As shown in a perspective view in FIG. 11, a mixing element 44 having three blades and formed with three fluid passages 45, 46, 47 can be easily manufactured by a split mold. it can.

[0020]

As described above, according to the present invention,
Since there is a portion where the blade does not exist at the axial center portion of the passage tube, the fluid is always subjected to the mixing action by the split shearing and the merging during the flow, and the mixing efficiency is significantly improved.

[Brief description of the drawings]

FIG. 1 is a perspective view of a 90 ° clockwise rotation type mixing element according to an embodiment of the present invention.

FIG. 2 is a perspective view of a 90 ° counterclockwise rotation type mixing element according to the embodiment of the present invention.

FIG. 3 is an axial cross-sectional view of a static mixer.

FIG. 4 is a perspective view of a 180 ° right-rotating mixing element according to an embodiment of the present invention.

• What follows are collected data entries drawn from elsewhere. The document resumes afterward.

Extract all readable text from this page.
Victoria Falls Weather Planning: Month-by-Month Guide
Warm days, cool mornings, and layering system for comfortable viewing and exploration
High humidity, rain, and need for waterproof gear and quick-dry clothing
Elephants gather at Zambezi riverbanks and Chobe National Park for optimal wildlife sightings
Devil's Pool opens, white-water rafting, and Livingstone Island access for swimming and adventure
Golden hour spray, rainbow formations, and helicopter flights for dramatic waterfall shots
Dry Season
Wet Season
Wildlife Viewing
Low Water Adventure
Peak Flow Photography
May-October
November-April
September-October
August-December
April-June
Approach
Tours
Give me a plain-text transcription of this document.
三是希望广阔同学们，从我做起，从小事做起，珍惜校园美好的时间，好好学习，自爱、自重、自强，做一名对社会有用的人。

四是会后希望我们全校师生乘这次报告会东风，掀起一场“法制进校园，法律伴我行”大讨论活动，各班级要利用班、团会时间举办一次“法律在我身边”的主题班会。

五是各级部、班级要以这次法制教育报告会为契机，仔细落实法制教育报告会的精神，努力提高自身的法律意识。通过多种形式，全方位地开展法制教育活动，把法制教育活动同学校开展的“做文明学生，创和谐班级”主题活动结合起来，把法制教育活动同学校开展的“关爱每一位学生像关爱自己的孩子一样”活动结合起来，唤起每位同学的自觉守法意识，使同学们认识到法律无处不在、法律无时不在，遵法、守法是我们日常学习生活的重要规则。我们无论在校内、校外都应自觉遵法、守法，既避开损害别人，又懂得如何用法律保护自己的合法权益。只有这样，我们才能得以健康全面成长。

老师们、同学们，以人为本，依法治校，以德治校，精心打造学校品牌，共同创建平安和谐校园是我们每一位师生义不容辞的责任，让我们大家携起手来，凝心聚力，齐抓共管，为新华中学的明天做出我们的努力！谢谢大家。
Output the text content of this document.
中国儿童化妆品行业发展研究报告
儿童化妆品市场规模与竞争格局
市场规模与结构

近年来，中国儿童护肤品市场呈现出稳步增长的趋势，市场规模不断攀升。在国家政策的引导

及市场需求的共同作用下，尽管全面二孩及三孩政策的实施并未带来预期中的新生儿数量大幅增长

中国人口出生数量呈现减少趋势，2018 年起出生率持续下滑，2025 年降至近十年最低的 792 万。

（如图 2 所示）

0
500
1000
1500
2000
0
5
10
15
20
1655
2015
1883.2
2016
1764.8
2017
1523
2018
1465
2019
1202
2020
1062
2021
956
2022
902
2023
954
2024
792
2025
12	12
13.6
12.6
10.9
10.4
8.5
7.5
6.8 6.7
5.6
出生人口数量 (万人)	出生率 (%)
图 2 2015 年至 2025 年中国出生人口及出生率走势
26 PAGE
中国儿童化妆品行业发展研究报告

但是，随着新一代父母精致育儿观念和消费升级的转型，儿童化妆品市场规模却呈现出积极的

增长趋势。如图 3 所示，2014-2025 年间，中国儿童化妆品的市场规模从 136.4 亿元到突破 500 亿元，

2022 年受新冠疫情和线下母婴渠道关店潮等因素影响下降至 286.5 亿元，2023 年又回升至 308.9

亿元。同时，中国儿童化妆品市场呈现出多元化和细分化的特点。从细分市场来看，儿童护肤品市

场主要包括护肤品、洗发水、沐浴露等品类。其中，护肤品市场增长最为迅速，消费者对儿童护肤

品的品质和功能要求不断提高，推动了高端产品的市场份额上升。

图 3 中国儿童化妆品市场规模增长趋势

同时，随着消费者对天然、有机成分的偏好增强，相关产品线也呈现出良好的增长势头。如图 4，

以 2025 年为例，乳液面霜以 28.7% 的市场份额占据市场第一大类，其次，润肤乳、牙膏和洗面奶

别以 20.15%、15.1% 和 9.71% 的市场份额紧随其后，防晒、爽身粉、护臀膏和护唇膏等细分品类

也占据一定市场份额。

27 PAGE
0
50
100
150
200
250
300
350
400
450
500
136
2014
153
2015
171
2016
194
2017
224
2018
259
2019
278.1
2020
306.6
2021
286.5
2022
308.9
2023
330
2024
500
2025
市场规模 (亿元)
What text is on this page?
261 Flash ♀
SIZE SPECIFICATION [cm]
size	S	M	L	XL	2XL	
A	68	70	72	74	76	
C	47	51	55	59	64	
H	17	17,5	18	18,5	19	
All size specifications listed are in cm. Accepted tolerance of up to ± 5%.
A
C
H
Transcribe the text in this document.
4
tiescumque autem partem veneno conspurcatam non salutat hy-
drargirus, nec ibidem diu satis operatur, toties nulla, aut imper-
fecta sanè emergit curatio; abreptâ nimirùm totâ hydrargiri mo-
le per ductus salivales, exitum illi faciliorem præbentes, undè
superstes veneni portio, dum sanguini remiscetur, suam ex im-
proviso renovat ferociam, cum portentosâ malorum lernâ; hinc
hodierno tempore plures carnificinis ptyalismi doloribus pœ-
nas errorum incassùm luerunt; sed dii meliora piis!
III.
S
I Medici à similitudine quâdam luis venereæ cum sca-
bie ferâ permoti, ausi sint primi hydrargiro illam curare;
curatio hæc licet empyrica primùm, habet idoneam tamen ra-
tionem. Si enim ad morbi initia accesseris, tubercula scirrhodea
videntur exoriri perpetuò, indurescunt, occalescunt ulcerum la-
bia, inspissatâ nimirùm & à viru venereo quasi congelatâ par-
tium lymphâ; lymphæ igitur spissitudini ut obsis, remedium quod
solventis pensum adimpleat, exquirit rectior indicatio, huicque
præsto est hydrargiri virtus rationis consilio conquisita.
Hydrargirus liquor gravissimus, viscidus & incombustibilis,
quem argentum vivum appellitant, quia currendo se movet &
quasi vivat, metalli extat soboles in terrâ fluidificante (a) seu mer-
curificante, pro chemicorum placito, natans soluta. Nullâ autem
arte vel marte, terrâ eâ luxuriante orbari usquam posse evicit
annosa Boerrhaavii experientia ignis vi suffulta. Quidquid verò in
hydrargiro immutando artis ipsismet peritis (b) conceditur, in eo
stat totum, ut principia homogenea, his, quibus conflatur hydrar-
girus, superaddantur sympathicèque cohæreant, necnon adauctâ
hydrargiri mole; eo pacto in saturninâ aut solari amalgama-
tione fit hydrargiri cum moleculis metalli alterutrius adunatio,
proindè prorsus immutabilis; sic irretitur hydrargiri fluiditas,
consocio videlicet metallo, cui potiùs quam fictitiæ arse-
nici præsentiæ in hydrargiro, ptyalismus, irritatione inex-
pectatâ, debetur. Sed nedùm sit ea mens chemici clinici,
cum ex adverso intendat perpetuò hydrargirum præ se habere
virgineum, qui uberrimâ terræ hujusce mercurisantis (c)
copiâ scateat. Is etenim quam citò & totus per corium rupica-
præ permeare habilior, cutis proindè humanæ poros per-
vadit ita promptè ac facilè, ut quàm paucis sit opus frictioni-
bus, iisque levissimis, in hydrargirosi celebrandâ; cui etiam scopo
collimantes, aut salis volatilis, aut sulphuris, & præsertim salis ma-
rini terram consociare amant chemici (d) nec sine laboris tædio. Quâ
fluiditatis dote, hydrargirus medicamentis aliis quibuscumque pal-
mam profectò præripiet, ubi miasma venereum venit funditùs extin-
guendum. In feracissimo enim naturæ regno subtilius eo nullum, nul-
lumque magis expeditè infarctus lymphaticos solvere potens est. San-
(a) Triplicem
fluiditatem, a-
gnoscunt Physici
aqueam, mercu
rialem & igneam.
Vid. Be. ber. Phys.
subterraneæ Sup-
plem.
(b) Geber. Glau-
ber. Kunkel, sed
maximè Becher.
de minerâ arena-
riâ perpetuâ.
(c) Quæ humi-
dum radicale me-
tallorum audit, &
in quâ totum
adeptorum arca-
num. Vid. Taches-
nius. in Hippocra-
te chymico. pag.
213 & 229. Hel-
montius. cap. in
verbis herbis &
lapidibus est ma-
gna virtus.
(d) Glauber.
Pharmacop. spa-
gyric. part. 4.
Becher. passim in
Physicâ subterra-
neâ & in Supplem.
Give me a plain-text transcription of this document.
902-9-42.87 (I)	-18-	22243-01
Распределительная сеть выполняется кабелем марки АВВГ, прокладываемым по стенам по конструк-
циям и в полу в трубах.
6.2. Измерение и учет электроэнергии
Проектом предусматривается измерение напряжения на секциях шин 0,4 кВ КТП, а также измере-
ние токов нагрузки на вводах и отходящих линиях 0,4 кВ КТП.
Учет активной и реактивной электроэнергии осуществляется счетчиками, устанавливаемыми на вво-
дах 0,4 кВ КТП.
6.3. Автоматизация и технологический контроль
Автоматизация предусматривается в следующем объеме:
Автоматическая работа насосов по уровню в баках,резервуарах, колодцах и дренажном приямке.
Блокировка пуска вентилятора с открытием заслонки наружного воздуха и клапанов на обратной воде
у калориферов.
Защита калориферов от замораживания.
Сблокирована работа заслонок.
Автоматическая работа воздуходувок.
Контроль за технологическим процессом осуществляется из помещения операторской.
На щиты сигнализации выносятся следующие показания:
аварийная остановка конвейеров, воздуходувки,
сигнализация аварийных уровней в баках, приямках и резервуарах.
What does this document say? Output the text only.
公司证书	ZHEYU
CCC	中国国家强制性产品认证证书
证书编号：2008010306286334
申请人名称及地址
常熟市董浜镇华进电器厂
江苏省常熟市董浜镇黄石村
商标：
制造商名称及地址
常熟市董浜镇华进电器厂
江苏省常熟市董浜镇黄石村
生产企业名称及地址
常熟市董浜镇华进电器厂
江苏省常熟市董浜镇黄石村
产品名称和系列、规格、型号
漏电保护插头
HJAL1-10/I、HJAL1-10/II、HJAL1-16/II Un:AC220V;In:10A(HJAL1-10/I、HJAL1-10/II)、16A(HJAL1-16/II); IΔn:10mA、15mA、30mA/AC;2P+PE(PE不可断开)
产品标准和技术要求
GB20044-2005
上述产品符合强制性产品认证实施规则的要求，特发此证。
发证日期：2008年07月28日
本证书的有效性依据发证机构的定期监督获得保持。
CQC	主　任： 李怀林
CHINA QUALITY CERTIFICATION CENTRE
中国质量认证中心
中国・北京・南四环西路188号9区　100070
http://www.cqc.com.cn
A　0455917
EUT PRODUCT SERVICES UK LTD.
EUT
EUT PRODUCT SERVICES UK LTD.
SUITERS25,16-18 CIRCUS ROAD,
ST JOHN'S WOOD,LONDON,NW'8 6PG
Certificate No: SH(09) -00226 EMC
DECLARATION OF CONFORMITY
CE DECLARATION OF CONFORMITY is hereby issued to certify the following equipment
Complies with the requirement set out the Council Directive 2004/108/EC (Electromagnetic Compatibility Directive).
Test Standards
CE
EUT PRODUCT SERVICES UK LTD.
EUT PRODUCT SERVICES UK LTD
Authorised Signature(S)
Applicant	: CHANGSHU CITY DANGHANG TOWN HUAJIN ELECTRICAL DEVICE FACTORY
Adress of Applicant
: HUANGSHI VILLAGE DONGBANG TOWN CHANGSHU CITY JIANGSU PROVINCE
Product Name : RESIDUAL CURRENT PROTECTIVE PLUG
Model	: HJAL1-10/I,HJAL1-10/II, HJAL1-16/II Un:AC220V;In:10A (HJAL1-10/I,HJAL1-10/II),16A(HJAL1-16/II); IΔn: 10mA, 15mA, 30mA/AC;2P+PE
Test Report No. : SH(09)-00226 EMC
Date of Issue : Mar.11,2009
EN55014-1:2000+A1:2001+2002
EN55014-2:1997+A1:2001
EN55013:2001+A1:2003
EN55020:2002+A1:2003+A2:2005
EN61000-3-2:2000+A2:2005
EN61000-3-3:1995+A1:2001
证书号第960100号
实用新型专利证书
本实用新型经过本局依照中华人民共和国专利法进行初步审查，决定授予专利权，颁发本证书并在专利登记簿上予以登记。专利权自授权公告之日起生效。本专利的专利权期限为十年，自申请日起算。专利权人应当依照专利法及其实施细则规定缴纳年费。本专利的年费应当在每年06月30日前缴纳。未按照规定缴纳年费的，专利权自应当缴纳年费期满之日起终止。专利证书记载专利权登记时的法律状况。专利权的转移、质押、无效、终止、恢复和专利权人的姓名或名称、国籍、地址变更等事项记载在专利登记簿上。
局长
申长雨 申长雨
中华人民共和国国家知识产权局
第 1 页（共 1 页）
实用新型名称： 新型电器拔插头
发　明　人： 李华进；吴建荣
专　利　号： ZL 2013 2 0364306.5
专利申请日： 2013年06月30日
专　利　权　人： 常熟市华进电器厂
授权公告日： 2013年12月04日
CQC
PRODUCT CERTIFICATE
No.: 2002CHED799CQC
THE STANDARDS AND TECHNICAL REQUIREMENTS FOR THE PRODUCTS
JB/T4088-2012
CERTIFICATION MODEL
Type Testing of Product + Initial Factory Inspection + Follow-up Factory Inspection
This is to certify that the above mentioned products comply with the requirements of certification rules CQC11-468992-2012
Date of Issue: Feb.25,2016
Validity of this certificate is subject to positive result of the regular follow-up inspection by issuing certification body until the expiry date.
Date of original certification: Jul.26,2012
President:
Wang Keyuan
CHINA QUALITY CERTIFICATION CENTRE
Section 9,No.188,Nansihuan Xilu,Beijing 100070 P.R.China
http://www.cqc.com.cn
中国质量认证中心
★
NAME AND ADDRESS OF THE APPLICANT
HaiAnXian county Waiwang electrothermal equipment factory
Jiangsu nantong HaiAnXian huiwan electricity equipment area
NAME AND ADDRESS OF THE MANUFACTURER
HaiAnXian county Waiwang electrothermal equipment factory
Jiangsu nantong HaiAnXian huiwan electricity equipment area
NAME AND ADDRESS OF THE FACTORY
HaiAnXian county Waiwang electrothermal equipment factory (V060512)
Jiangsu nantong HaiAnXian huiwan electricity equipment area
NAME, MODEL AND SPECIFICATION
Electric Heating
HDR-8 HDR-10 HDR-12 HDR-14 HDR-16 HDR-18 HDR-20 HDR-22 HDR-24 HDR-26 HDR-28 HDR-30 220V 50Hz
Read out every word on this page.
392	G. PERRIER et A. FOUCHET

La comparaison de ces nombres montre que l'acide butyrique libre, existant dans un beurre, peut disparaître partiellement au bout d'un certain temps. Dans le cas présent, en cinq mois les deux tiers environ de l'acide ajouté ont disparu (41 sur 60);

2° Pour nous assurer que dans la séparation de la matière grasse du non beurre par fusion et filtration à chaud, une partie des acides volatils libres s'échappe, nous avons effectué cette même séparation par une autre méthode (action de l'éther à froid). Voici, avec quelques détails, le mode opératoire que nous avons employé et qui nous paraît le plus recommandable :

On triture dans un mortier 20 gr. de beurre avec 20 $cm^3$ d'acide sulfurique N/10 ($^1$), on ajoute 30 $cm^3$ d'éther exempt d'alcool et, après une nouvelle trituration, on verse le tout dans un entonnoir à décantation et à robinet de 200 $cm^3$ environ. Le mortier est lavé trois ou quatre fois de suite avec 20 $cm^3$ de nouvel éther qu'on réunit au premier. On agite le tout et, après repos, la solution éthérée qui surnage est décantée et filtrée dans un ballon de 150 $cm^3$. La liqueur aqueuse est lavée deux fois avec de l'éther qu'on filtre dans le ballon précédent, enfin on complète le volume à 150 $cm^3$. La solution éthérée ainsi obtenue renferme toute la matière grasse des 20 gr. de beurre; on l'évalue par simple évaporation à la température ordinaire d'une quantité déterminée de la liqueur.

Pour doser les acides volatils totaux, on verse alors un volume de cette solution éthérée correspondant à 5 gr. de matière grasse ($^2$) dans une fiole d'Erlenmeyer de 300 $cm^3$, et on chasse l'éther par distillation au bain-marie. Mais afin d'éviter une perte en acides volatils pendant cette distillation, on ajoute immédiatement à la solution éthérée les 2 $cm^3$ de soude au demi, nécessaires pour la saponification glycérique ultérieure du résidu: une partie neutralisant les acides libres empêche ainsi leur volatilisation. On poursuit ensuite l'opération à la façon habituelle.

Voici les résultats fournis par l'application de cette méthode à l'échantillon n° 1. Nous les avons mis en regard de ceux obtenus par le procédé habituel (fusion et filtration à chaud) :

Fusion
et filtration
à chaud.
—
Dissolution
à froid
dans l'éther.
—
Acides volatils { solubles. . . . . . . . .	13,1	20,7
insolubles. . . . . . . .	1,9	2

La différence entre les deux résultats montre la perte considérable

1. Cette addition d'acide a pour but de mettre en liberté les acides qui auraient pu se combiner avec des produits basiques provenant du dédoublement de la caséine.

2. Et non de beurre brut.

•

FIG. 5 is a perspective view of a 180 ° counterclockwise rotation type mixing element according to the embodiment of the present invention.

FIG. 6 is an axial cross-sectional view of a static mixer.

FIG. 7 is a perspective view showing an apparatus for manufacturing the mixing element of FIG. 2;

FIG. 8 is an enlarged perspective view of a 90 ° counterclockwise rotation type mixing element.

FIG. 9 is a bottom view of the same.

FIG. 10 is an enlarged perspective view of a 90 ° right-rotating mixing element.

FIG. 11 is a perspective view of a mixing element having three fluid passages according to an exemplary embodiment of the present invention.

FIG. 12 is a perspective view showing a conventional mixing element.

[Explanation of symbols]

1,8,16,23,44; mixing element 2,9,17,24; passage tube 3,4,10,11,18,19,25,26; vane 5,6,12,13,20,21 , 27, 28; fluid passages 7, 14, 22, 22, 29, 48; openings 32, 33, 34; molds 35, 40; metal plates 36; recesses 37, 38, 42, 43; protrusions 39; circles Hole 41; protrusion

Claims (3)

[Claims] 1. A cylindrical passage pipe through which a fluid flows, and a spiral blade provided integrally with the passage pipe inside the passage pipe to form a plurality of fluid passages inside the passage pipe. And the vane does not exist in the axial center portion of the passage tube. 2. The mixing element according to claim 1, wherein the number of the blades is two, and the blades face each other and extend in a spiral shape. 3. The mixing element according to claim 1, wherein the number of the vanes is three, and the vanes are provided at three equidistant positions in the passage pipe.